Cette vérité concerne notre histoire de la dernière guerre.

Vous savez avec quel zèle de tous les instants j’ai personnellement veillé à ce que notre peuple prenne une conscience aiguë de son indignité en raison des crimes sataniques du nazisme. Vous savez aussi qu’en vertu de la jurisprudence allemande nul n’a le droit de douter si peu que ce soit de la réalité des « chambres à gaz » homicides et du « génocide des juifs ».

Eh bien, mes chers concitoyens, je vous mentais abominablement, on vous mentait abominablement. Ces « chambres à gaz » n’ont jamais existé et ce « génocide » n’a jamais eu lieu.

Cet odieux mensonge a eu chez nous cours forcé. Votre devoir, jusqu’ici, était de vous flageller devant la communauté internationale en raison de crimes imaginaires. Plus vous vous flagelliez, plus on vous estimait.
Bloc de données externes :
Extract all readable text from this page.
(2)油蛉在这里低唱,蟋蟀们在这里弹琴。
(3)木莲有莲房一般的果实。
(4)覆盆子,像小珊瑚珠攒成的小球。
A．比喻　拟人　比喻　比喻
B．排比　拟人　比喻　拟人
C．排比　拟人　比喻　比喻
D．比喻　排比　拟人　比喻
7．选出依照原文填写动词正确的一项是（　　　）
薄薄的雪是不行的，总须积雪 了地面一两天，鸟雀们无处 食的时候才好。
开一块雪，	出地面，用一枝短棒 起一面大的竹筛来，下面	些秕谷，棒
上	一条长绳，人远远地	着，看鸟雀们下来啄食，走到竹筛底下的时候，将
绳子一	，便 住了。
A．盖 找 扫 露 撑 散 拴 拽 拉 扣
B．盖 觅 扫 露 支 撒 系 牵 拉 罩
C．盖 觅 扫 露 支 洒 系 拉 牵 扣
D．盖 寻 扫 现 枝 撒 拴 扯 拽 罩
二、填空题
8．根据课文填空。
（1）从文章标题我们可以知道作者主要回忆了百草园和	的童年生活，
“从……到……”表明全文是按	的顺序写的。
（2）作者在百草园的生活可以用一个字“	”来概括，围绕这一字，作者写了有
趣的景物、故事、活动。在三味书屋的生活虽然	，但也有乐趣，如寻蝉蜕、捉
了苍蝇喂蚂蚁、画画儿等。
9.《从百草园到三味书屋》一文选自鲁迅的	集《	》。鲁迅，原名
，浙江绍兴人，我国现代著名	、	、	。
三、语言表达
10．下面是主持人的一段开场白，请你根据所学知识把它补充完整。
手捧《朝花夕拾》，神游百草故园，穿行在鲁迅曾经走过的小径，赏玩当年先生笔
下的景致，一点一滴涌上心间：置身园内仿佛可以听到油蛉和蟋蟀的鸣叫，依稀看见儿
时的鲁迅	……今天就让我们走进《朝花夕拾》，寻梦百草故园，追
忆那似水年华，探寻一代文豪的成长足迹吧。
C’est à ce prix qu’a été possible le pardon des grandes puissances occidentales et, par voie de conséquence, le miracle économique allemand.

Aujourd’hui, on nous envie notre monnaie et notre économie mais personne ne nous envie notre âme.

II s’est trouvé quelques hommes courageux et solitaires pour vous dire depuis longtemps ce que je me suis décidé à vous dire en ce jour. Nous les avons couverts de boue et d’outrages. Notre police et nos tribunaux les ont persécutés.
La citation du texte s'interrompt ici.